NATO’NUN 5’İNCİ MADDESİ
Kuzey Atlantik Antlaşması’nın 5’inci maddesi gereğince NATO, bir saldırı veya saldırı tehdidine karşı üyelerini savunmaya ve bu amaçla, bir üyesine yapılacak saldırının tüm üyelerine yapılmış varsayılacağı ilkesine dayanan bir örgüt. 5’inci madde şöyle: “Taraflar, Kuzey Amerika’da veya Avrupa’da kendilerinden birine ya da daha fazlasına yöneltilecek silahlı bir saldırının, hepsine yönelmiş bir saldırı olarak değerlendirileceği ve eğer böyle bir saldırı olursa, BM Yasası’nın 51’inci Maddesi’nde tanınan bireysel ya da kollektif öz savunma hakkını kullanarak her birinin, Kuzey Atlantik bölgesinde güvenliği sağlamak ve korumak için bireysel olarak ve diğerleri ile uyum içinde, silahlı güç kullanımı da dahil olmak üzere gerekli görülen eylemlerde bulunarak, saldırıya uğrayan Taraf ya da Taraflara yardımcı olacakları konusunda anlaşmışlardır. Böylesi herhangi bir saldırının ve bunun sonucu olarak alınan bütün önlemler derhal Güvenlik Konseyi’ne bildirilecektir. Güvenlik Konseyi, uluslararası barış ve güvenliği sağlamak ve korumak için gerekli önlemleri aldığı zaman, bu önlemlere son verilecektir.”
MİNİ YORUM
STOLTENBERG, NE DEMEK İSTEDİ?
NATO Genel Sekreteri Stoltenberg, Hürriyet ile yaptığı röportajda “Türkiye, bir taraftan NATO üyeliğini korurken, Şanghay 5’lisine katılabilir mi” sorusuna, ittifakın en önemli ilkesi olan “5’inci maddeye” atıfta bulunarak yanıt vermeyi tercih etti.
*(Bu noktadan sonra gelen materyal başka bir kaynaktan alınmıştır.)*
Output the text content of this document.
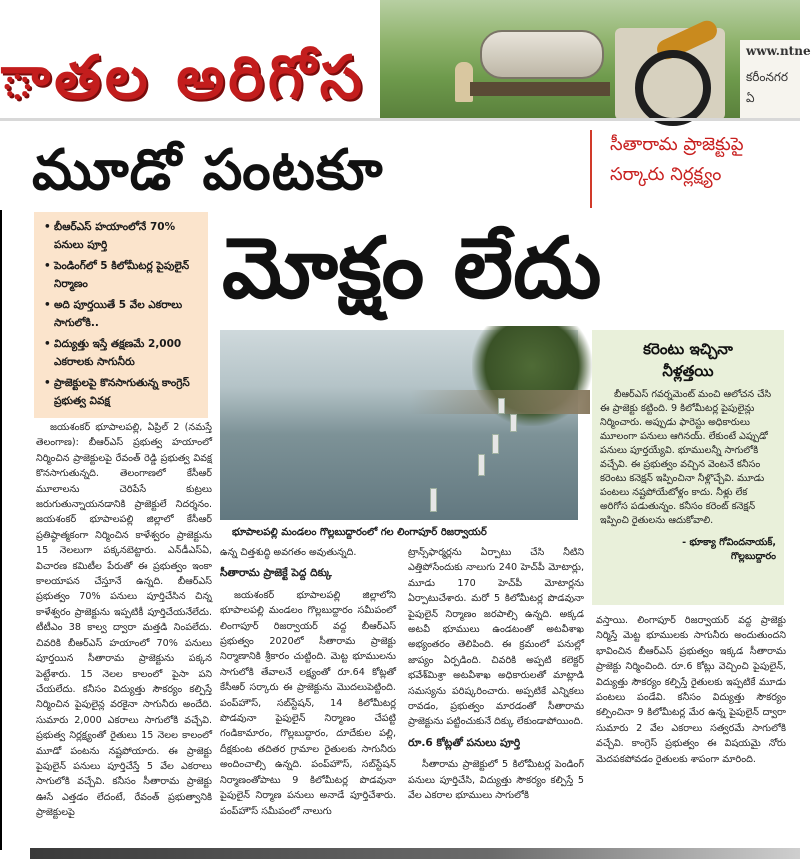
www.ntne
కరీంనగర
ఏ
ాతల అరిగోస
మూడో పంటకూ
మోక్షం లేదు
సీతారామ ప్రాజెక్టుపై
సర్కారు నిర్లక్ష్యం
• బీఆర్ఎస్ హయాంలోనే 70% పనులు పూర్తి
• పెండింగ్‌లో 5 కిలోమీటర్ల పైపులైన్ నిర్మాణం
• అది పూర్తయితే 5 వేల ఎకరాలు సాగులోకి..
• విద్యుత్తు ఇస్తే తక్షణమే 2,000 ఎకరాలకు సాగునీరు
• ప్రాజెక్టులపై కొనసాగుతున్న కాంగ్రెస్ ప్రభుత్వ వివక్ష
భూపాలపల్లి మండలం గొల్లబుద్దారంలో గల లింగాపూర్ రిజర్వాయర్
కరెంటు ఇచ్చినా
నీళ్లత్తయి

బీఆర్ఎస్ గవర్నమెంట్ మంచి ఆలోచన చేసి ఈ ప్రాజెక్టు కట్టింది. 9 కిలోమీటర్ల పైపులైన్లు నిర్మించారు. అప్పుడు ఫారెస్టు అధికారులు మూలంగా పనులు ఆగినయ్. లేకుంటే ఎప్పుడో పనులు పూర్తయ్యేవి. భూములన్నీ సాగులోకి వచ్చేవి. ఈ ప్రభుత్వం వచ్చిన వెంటనే కనీసం కరెంటు కనెక్షన్ ఇప్పించినా నీళ్లొచ్చేవి. మూడు పంటలు నష్టపోయేటోళ్లం కాదు. నీళ్లు లేక అరిగోస పడుతున్నం. కనీసం కరెంట్ కనెక్షన్ ఇప్పించి రైతులను ఆదుకోవాలి.

- భూక్యా గోవిందనాయక్,
గొల్లబుద్దారం

జయశంకర్ భూపాలపల్లి, ఏప్రిల్ 2 (నమస్తే తెలంగాణ): బీఆర్ఎస్ ప్రభుత్వ హయాంలో నిర్మించిన ప్రాజెక్టులపై రేవంత్ రెడ్డి ప్రభుత్వ వివక్ష కొనసాగుతున్నది. తెలంగాణలో కేసీఆర్ మూలాలను చెరిపేసే కుట్రలు జరుగుతున్నాయనడానికి ప్రాజెక్టులే నిదర్శనం. జయశంకర్ భూపాలపల్లి జిల్లాలో కేసీఆర్ ప్రతిష్ఠాత్మకంగా నిర్మించిన కాళేశ్వరం ప్రాజెక్టును 15 నెలలుగా పక్కనబెట్టారు. ఎన్‌డీఎస్ఏ, విచారణ కమిటీల పేరుతో ఈ ప్రభుత్వం ఇంకా కాలయాపన చేస్తూనే ఉన్నది. బీఆర్ఎస్ ప్రభుత్వం 70% పనులు పూర్తిచేసిన చిన్న కాళేశ్వరం ప్రాజెక్టును ఇప్పటికీ పూర్తిచేయనేలేదు. టీటీఎం 38 కాల్వ ద్వారా మత్తడి నింపలేదు. చివరికి బీఆర్ఎస్ హయాంలో 70% పనులు పూర్తయిన సీతారామ ప్రాజెక్టును పక్కన పెట్టేశారు. 15 నెలల కాలంలో పైసా పని చేయలేదు. కనీసం విద్యుత్తు సౌకర్యం కల్పిస్తే నిర్మించిన పైపులైన్ల వరకైనా సాగునీరు అందేది. సుమారు 2,000 ఎకరాలు సాగులోకి వచ్చేవి. ప్రభుత్వ నిర్లక్ష్యంతో రైతులు 15 నెలల కాలంలో మూడో పంటను నష్టపోయారు. ఈ ప్రాజెక్టు పైపులైన్ పనులు పూర్తిచేస్తే 5 వేల ఎకరాలు సాగులోకి వచ్చేవి. కనీసం సీతారామ ప్రాజెక్టు ఊసే ఎత్తడం లేదంటే, రేవంత్ ప్రభుత్వానికి ప్రాజెక్టులపై

ఉన్న చిత్తశుద్ధి అవగతం అవుతున్నది.

సీతారామ ప్రాజెక్టే పెద్ద దిక్కు

జయశంకర్ భూపాలపల్లి జిల్లాలోని భూపాలపల్లి మండలం గొల్లబుద్దారం సమీపంలో లింగాపూర్ రిజర్వాయర్ వద్ద బీఆర్ఎస్ ప్రభుత్వం 2020లో సీతారామ ప్రాజెక్టు నిర్మాణానికి శ్రీకారం చుట్టింది. మెట్ట భూములను సాగులోకి తేవాలనే లక్ష్యంతో రూ.64 కోట్లతో కేసీఆర్ సర్కారు ఈ ప్రాజెక్టును మొదలుపెట్టింది. పంప్‌హౌస్, సబ్‌స్టేషన్, 14 కిలోమీటర్ల పొడవునా పైపులైన్ నిర్మాణం చేపట్టి గండికామారం, గొల్లబుద్దారం, దూదేకుల పల్లి, దీక్షకుంట తదితర గ్రామాల రైతులకు సాగునీరు అందించాల్సి ఉన్నది. పంప్‌హౌస్, సబ్‌స్టేషన్ నిర్మాణంతోపాటు 9 కిలోమీటర్ల పొడవునా పైపులైన్ నిర్మాణ పనులు అనాడే పూర్తిచేశారు. పంప్‌హౌస్ సమీపంలో నాలుగు

ట్రాన్స్‌ఫార్మర్లను ఏర్పాటు చేసి నీటిని ఎత్తిపోసేందుకు నాలుగు 240 హెచ్‌పీ మోటార్లు, మూడు 170 హెచ్‌పీ మోటార్లను ఏర్పాటుచేశారు. మరో 5 కిలోమీటర్ల పొడవునా పైపులైన్ నిర్మాణం జరపాల్సి ఉన్నది. అక్కడ అటవీ భూములు ఉండటంతో అటవీశాఖ అభ్యంతరం తెలిపింది. ఈ క్రమంలో పనుల్లో జాప్యం ఏర్పడింది. చివరికి అప్పటి కలెక్టర్ భవేశ్‌మిశ్రా అటవీశాఖ అధికారులతో మాట్లాడి సమస్యను పరిష్కరించారు. అప్పటికే ఎన్నికలు రావడం, ప్రభుత్వం మారడంతో సీతారామ ప్రాజెక్టును పట్టించుకునే దిక్కు లేకుండాపోయింది.

రూ.6 కోట్లతో పనులు పూర్తి

సీతారామ ప్రాజెక్టులో 5 కిలోమీటర్ల పెండింగ్ పనులు పూర్తిచేసి, విద్యుత్తు సౌకర్యం కల్పిస్తే 5 వేల ఎకరాల భూములు సాగులోకి

వస్తాయి. లింగాపూర్ రిజర్వాయర్ వద్ద ప్రాజెక్టు నిర్మిస్తే మెట్ట భూములకు సాగునీరు అందుతుందని భావించిన బీఆర్ఎస్ ప్రభుత్వం ఇక్కడ సీతారామ ప్రాజెక్టు నిర్మించింది. రూ.6 కోట్లు వెచ్చించి పైపులైన్, విద్యుత్తు సౌకర్యం కల్పిస్తే రైతులకు ఇప్పటికే మూడు పంటలు పండేవి. కనీసం విద్యుత్తు సౌకర్యం కల్పించినా 9 కిలోమీటర్ల మేర ఉన్న పైపులైన్ ద్వారా సుమారు 2 వేల ఎకరాలు సత్వరమే సాగులోకి వచ్చేవి. కాంగ్రెస్ ప్రభుత్వం ఈ విషయమై నోరు మెదపకపోవడం రైతులకు శాపంగా మారింది.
Önce Türkiye’nin NATO’ya bağlılığı konusunda bir şüphesi olmadığını kaydeden Stoltenberg, ittifaktan ayrılması durumunda ortak güvenlik şemsiyesi ve kollektif savunma ayrıcalığından mahrum kalacağı mesajını vermiş oldu. Son derece diplomatik bir dil kullanan NATO Genel Sekreteri, bu yanıtla, ittifakın bu konuya soğuk baktığını da kayda geçirmiş oldu. Stoltenberg, “Ve ben kesinlikle eminim ki Türkiye, hiçbir şekilde bu ortak savunma anlayışını, 5’inci maddeyi ve NATO birliğini zayıflatacak hiçbir şey yapmayacaktır” ifadelerini kullanarak da Ankara’nın hiçbir şekilde Şangay 5’lisini NATO’ya tercih etmeyeceği düşüncesinde olduğunu kaydetti. Rusya ve Çin’in liderliğinde Kazakistan, Kırgızistan ve Tacikistan’ın NATO ve ABD etkisini dengelemek üzere kurduğu Şanghay 5’lisine daha sonra Özbekistan üye olmuştu. Şanghay İşbirliği Örgütü adını alan örgüte son olarak Hindistan ve Pakistan da kabul edildi.